A court ruling that overturned the suspension of a student who brought a gun to school because the boy was searched illegally has caused an uproar in the New York City schools.
Leaders of the unions representing teachers and school safety aides denounced the ruling last month by a state appeals court. The district’s lawyers vowed to appeal to the state’s highest court. And Gov. George E. Pataki weighed in on the issue, promising legislation that would give school officials greater authority to suspend students caught with guns.
But legal experts found nothing extraordinary in the ruling by the four-judge panel, saying it upheld the principle that evidence obtained illegally is inadmissible in court and other proceedings.

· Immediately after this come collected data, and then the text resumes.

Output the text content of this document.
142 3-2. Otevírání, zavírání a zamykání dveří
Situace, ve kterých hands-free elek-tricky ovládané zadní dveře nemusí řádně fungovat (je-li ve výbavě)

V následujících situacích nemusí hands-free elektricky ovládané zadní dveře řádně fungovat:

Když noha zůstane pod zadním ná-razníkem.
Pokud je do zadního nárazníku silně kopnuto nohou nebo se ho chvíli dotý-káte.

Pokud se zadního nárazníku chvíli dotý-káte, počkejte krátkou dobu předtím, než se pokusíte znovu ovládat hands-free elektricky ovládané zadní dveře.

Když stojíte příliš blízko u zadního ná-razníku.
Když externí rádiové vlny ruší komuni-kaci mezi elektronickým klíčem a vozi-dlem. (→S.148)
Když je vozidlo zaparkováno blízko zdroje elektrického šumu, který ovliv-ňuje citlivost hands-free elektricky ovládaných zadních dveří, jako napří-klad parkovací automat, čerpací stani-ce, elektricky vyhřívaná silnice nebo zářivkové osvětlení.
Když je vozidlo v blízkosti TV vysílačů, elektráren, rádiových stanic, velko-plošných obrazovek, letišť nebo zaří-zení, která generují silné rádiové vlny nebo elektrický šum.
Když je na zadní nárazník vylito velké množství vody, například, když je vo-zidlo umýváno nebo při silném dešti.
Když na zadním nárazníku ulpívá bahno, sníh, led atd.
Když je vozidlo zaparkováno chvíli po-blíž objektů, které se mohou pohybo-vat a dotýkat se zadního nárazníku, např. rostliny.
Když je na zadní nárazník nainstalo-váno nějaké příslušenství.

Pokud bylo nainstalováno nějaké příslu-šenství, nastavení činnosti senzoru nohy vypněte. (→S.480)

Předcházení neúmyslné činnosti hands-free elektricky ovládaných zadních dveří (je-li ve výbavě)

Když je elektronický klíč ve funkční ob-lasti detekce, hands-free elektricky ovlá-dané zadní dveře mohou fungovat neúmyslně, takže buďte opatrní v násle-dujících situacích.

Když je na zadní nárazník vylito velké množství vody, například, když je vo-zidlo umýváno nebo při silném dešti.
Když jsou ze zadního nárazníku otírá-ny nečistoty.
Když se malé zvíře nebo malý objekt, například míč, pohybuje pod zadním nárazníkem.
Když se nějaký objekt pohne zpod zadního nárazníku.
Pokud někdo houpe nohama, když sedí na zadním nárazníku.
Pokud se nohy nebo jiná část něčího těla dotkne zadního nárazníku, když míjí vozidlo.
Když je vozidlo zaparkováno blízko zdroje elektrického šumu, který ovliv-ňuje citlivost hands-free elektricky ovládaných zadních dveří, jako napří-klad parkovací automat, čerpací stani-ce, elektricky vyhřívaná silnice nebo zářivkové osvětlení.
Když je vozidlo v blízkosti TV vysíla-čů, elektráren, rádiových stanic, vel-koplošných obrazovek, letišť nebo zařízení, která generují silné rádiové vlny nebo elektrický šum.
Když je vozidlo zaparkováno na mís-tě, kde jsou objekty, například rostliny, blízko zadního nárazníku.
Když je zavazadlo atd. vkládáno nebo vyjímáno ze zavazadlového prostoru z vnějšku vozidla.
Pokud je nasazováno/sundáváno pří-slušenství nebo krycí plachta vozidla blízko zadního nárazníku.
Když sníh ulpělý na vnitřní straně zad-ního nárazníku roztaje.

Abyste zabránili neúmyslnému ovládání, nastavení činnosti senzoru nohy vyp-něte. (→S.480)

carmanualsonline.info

The ruling came in the case of Juan C., who was a 15-year-old student at William Howard Taft High School in the Bronx in December 1992 when a school security aide suspected him of carrying a gun.
The aide later said he saw a bulge weighing down the student’s leather jacket. Upon further searching, security officers found a gun in Juan C.'s jacket.
Based on a courtroom demonstration in which the gun was not distinguishable from inside the jacket pocket, a family court judge ruled that the security aide had no reasonable suspicion to believe the boy was carrying a gun. The judge dismissed a delinquency petition against Juan C.
In a separate proceeding, a school system hearing officer ruled the opposite way: that the aide had a valid reason to suspect that the boy had a gun.
The hearing officer, then-Schools Chancellor Ramon C. Cortines, and the central school board agreed that the family court’s ruling should not apply to the disciplinary proceeding. Juan C. was suspended for a year.
The boy’s lawyers began legal proceedings to have the suspension overturned. They lost in a state trial court, but won last month in the appellate division.
The appeals court held on Sept. 17 that the exclusionary rule, which bars evidence obtained illegally, applies to a school disciplinary hearing. Since the family court had already ruled the search illegal, the evidence should also have been excluded from the school disciplinary ruling, the court said.
“If security aides are to be deterred from engaging in unlawful conduct with respect to the Fourth Amendment rights of students, they must understand that their methods of enforcing school safety rules are subject to scrutiny,” the court ruled in Juan C. v. Cortines.
The court ordered the suspension expunged from Juan C.'s school records. Lawyers for the boy, now 19, told local reporters that Juan never completed an alternative high school program but has stayed out of trouble since the incident.
After last month’s ruling, the current chancellor, Rudy F. Crew, proposed that any student older than 17 caught carrying a weapon be expelled.
The Virginia Supreme Court has rejected a student journalist’s bid for access to the vote tallies of a student election at a Centreville, Va., high school.
The case involved the 1995 elections at Centreville High School. Lucas Wall, who was then the editor of the student newspaper, requested the vote totals so they could be analyzed. The school’s principal and student government adviser decided to keep them secret.
Principal Pamela Latt said the tallies were exempt under the state’s public-records law. The results, she said, could embarrass or humiliate the losing candidates and discourage participation in future elections.
Mr. Wall filed a lawsuit seeking the totals, but lost in a state trial court and in the state high court last month.
In a Sept. 13 ruling in Wall v. Fairfax County School Board, the court said the vote tallies fall under the “scholastic records” exemption to the open-records law. The election results contain information about identifiable students and thus fit the meaning of scholastic records, the unanimous ruling says.
Mr. Wall, now a journalism and political science student at the University of Missouri, has said he will help with efforts to lobby the Virginia legislature to change the definition of scholastic records in the state law.
A former Illinois high school student has won a preliminary victory in a lawsuit claiming that his suburban Chicago school failed to stop classmates from tormenting him because he is gay.
The boy, who is now 19, is identified in court papers as Mario Doe. He alleges that officials in the Riverside-Brookfield district did not adequately respond to his complaints about verbal and physical anti-gay abuse from fellow students.
The case is one of two nationwide in which homosexual students are seeking to hold school officials liable for their abuse by other students. (“Gay Students Press Abuse Claims Against Districts,” April 24, 1996.)
Judge Michael Hogan of Cook County Circuit Court refused the district’s request to dismiss the suit. The judge said Sept. 4 that the district was potentially liable for “willful and wanton misconduct” and for the “failure to maintain discipline and the safety of a student.”
The judge dismissed a portion of the suit that involved a second student, who also alleged anti-gay abuse. The judge cited a lack of evidence in that student’s case.
The school district is seeking to appeal the preliminary ruling.